After studying the craft for a short time in college, Hewlett’s personal journey led him down a different path. Upon leaving college a few units shy of a degree, Hewlett says he spent decades as an addict. “That meant taking odd jobs, moving around every few years and never writing anything longer than a few scribbled pages,” he recounted. “It was a long dark journey but during that time, I kept a small seed of hope that writing would one day save me. And it did.”

Ultimately, Hewlett hit rock bottom and found himself in rehab. But he found that when he got clean and had a clear head that his mind “started bursting to overload with story ideas.”

“I decided then and there that I would write and publish a novel and finally bring my long-held dream into reality. I had nothing to lose so it was a very liberating moment,” he remarked. “Writing my first novel, One Death at a Time, kept me going through the early days of sobriety.”

Courtesy of Thomas Hewlett

The idea for the book came over dinner with Hewlett, his wife and his friend and fellow author Khanh. “Khanh knew I was serious about writing my first novel and he was trying to get me going by riffing on ways to use my recent experiences in some way,” he recalled. “The ideas started getting crazier and crazier — angels in rehab, heroin addicted trolls — until finally he blurted out, ‘You should write about vampires in AA!”

Telling the story of a vampire in A.A. also allowed Hewlett to explore some of his own personal struggles through the characters he was creating. “When I started my first book, I was pretty raw emotionally,” Hewlett conceded. “I was newly sober and not at all sure who I was or how I felt about life. But I was writing about a world-weary, cynical but deeply hopeful and driven man and I connected with him on a soul level. Jack Strayhorn is a vampire but he uses his powers to make up for the sins of human life. His redemption story was something I could easily relate to.”

The author admitted that he also connected with the other characters in his series, “The monsters in my book are driven by the demons of their own addictions and the dark magic they can't control. To me it's a clear parallel with what I went through as an addict. Something dark inside comes over you, you don't know where it comes from or what it is, but it takes over. And it causes horrific damage to you and the people you love. I put my characters in the same place and I found that my experiences all came out in the writing. It's all there, the pain, the confusion, but also the hope and the fierce will to live.”

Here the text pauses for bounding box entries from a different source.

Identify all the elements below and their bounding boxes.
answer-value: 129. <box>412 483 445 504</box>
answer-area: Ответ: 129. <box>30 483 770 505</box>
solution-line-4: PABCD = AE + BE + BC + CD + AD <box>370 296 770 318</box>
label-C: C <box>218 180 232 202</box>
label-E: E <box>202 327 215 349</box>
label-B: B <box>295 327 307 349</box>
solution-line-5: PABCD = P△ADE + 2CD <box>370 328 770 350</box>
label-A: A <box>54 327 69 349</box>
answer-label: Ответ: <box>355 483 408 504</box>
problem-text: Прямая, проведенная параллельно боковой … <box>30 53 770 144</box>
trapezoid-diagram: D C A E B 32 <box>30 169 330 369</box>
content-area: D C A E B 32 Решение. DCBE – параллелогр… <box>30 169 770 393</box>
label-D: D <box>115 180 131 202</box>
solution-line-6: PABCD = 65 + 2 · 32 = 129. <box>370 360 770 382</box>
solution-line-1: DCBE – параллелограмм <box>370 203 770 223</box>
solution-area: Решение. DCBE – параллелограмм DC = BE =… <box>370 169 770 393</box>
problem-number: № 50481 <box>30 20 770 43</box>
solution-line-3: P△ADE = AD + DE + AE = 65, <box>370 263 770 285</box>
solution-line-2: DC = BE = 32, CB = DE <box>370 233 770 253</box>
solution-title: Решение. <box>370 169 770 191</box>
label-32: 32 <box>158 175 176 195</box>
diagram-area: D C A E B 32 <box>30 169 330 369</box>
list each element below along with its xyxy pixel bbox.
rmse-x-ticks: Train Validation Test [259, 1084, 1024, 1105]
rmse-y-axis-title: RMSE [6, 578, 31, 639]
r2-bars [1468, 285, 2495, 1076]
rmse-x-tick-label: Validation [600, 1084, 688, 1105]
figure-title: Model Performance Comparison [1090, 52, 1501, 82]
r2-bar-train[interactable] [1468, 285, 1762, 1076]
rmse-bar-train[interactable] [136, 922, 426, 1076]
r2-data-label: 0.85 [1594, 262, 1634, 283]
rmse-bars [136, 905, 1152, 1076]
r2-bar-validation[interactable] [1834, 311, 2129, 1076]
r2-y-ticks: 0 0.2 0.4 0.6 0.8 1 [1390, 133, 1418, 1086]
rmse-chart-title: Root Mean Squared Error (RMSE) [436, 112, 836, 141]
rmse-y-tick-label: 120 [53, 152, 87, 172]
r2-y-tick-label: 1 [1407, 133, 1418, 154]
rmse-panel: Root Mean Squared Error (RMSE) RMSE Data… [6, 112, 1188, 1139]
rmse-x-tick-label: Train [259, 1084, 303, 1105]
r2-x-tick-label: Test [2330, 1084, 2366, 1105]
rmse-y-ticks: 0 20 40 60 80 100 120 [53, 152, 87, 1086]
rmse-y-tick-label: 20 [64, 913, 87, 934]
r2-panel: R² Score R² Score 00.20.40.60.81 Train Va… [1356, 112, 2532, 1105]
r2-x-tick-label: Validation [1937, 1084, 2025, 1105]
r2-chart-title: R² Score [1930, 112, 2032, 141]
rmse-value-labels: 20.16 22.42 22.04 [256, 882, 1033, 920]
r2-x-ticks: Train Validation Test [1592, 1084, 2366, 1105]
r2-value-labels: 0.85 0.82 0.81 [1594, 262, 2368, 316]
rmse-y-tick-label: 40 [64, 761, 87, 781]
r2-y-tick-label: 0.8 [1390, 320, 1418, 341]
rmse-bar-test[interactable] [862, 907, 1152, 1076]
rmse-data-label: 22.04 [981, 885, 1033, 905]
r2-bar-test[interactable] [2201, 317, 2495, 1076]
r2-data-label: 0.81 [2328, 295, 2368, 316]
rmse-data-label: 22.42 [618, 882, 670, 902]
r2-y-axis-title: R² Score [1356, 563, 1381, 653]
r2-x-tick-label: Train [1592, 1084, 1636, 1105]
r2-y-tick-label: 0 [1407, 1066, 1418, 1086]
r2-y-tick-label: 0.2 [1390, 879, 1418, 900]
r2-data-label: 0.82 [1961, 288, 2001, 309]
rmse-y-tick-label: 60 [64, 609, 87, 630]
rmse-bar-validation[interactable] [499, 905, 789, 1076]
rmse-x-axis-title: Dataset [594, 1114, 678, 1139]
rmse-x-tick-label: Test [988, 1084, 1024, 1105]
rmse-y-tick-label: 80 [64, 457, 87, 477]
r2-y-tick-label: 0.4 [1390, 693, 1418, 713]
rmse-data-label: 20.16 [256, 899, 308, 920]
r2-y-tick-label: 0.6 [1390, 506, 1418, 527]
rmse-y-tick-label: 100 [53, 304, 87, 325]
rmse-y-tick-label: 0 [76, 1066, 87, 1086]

Hewlett followed up One Death at a Time with Darkness of the Spirit and will soon release the third novel in the series A Devil of Your Own. In total the saga will span thirteen books. “Just like in the program, there are twelve steps and twelve novels.”

He described the Twelve Stakes series, saying that it is “about four different supernatural characters who come together to fight a very ancient evil that’s been unleashed on the world. To do this they have to first fight their own addictions and learn to use their magic and harness their strengths.”

The books feature protagonist Jack Strayhorn, “a hundred year old Vampire who chases down killers as penance for the sins of his mortal life.” According to Hewlett, “Jack is joined in the novels Devin McKaye, a rogue Fae alchemist on the run from his rich and powerful drug-dealing clan; Talia Cienfuegos, a young Witch forced to harness the magic within her that threatens her sanity; and Zero, a half-Vampire, half-Werewolf hybrid living wild on the streets of Los Angeles while he tracks down the mysterious origin of his own birth.”

Unlike many sci-fi novels, these books have an important subtext. “The story is based in Los Angeles, and through all the monsters hiding amongst the unsuspecting citizen, it explores the city behind the city — the corruption, the underworld of crime and drugs,” noted Hewlett. “But Twelve Stakes is also about how addiction can be a gift instead of curse. The characters all find something valuable in their pain and use it to fight for a better world.”